Ezio arrives at the villa as the last vestiges of the golden sky turn dark. The memory of the last time he was here is so vibrant in his mind that, as he enters the villa, he swears it's real, that the sound of Leonardo's absent-minded humming and the strokes of a brush against canvas, and the clink of brushes in a jar of water, is all real. He runs into the room and stands, completely motionless, staring at the easel Leonardo left behind.

This is it, this was the last place, and suddenly, it all crushes down on Ezio, and he wants to break down, give up on everything in the world because he's lost his.

"Ezio?" Claudia says tentatively, rising from the desk and taking a few steps towards him. "You… looking for something?"

"No," Ezio says, and it's hard to hide that he's broken, but it's just like Leonardo said, be strong for Claudia. "I- I was just-"

"Ezio," Claudia says, and she sounds like their mother used to, before she lost her husband and her two sons and her voice because of it; she's barely spoken since then, and it's like she was lost as well. Yet, here she is, her words in Claudia's voice. "I've never truly understood you," she says, "but there are some things I do understand about you that even you don't understand." Ezio can't say anything, nothing at all, because maybe, there's something he doesn't know that everyone else does, something that could have saved him. "Leonardo left," she says, "I don't know why, and I thought you might, but you don't, do you?" Ezio just shakes his head no, staring at the blank easel. "Don't you get why you're looking for him?" she says, pleadingly. "A long time ago, Federico told me you didn't know, but Ezio, don't you understand why?"

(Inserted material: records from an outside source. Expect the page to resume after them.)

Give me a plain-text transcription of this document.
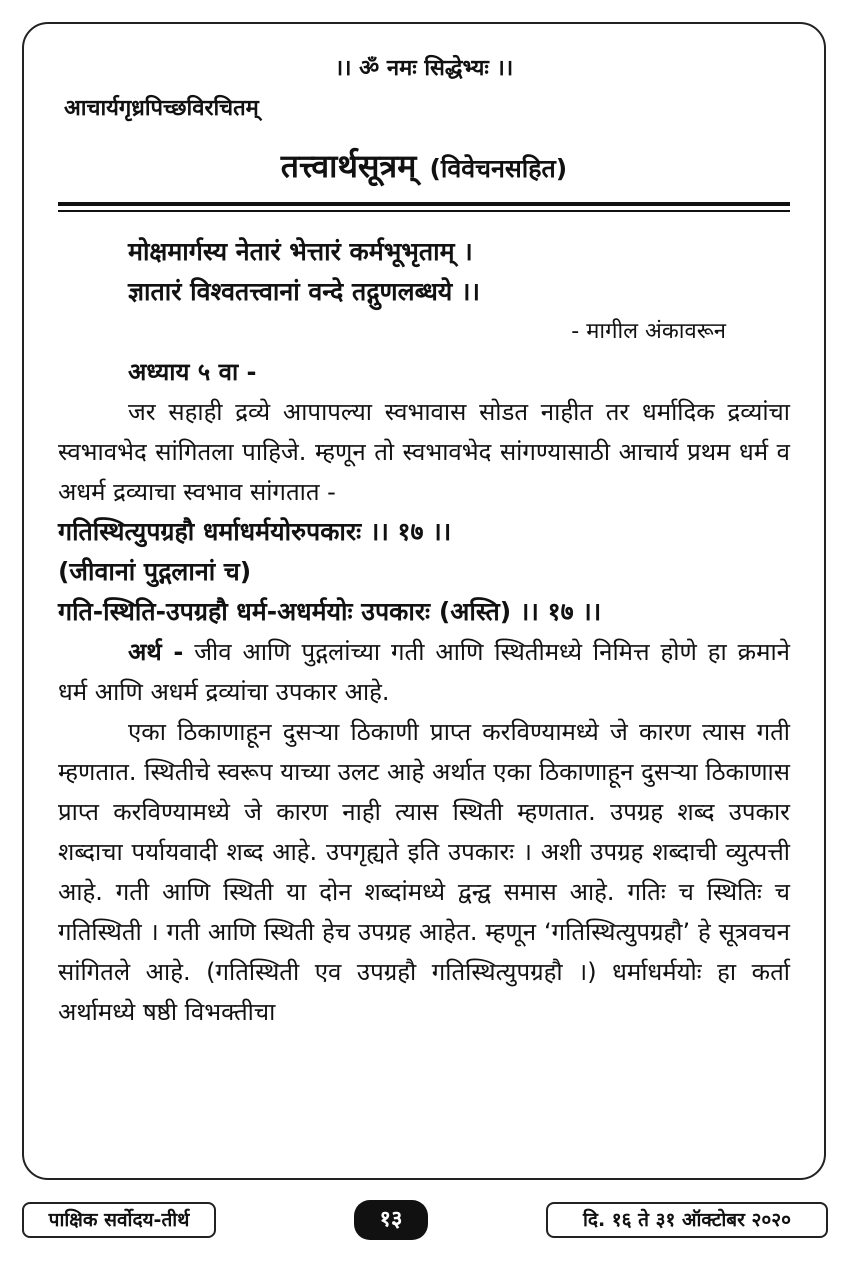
।। ॐ नमः सिद्धेभ्यः ।।
आचार्यगृध्रपिच्छविरचितम्
तत्त्वार्थसूत्रम् (विवेचनसहित)

मोक्षमार्गस्य नेतारं भेत्तारं कर्मभूभृताम् ।

ज्ञातारं विश्वतत्त्वानां वन्दे तद्गुणलब्धये ।।

- मागील अंकावरून

अध्याय ५ वा -

जर सहाही द्रव्ये आपापल्या स्वभावास सोडत नाहीत तर धर्मादिक द्रव्यांचा स्वभावभेद सांगितला पाहिजे. म्हणून तो स्वभावभेद सांगण्यासाठी आचार्य प्रथम धर्म व अधर्म द्रव्याचा स्वभाव सांगतात -

गतिस्थित्युपग्रहौ धर्माधर्मयोरुपकारः ।। १७ ।।

(जीवानां पुद्गलानां च)

गति-स्थिति-उपग्रहौ धर्म-अधर्मयोः उपकारः (अस्ति) ।। १७ ।।

अर्थ - जीव आणि पुद्गलांच्या गती आणि स्थितीमध्ये निमित्त होणे हा क्रमाने धर्म आणि अधर्म द्रव्यांचा उपकार आहे.

एका ठिकाणाहून दुसऱ्या ठिकाणी प्राप्त करविण्यामध्ये जे कारण त्यास गती म्हणतात. स्थितीचे स्वरूप याच्या उलट आहे अर्थात एका ठिकाणाहून दुसऱ्या ठिकाणास प्राप्त करविण्यामध्ये जे कारण नाही त्यास स्थिती म्हणतात. उपग्रह शब्द उपकार शब्दाचा पर्यायवादी शब्द आहे. उपगृह्यते इति उपकारः । अशी उपग्रह शब्दाची व्युत्पत्ती आहे. गती आणि स्थिती या दोन शब्दांमध्ये द्वन्द्व समास आहे. गतिः च स्थितिः च गतिस्थिती । गती आणि स्थिती हेच उपग्रह आहेत. म्हणून ‘गतिस्थित्युपग्रहौ’ हे सूत्रवचन सांगितले आहे. (गतिस्थिती एव उपग्रहौ गतिस्थित्युपग्रहौ ।) धर्माधर्मयोः हा कर्ता अर्थामध्ये षष्ठी विभक्तीचा

पाक्षिक सर्वोदय-तीर्थ	१३	दि. १६ ते ३१ ऑक्टोबर २०२०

I need him, he thinks he means to say, but what he says is "I want him."

This is how he discovers that he's in love with Leonardo- too late, because Leonardo has already left him, because without him, they've already had a spectrum of chances and he's missed every one, and he won't ever know what it would have been like, to truly belong to Leonardo.

This is how the tragedy does not end, but continues, this never-ending tragedy that has become all he is, missed chances and boats that have already sailed away, past the sunset and into the night, starless, hopeless, and tragic.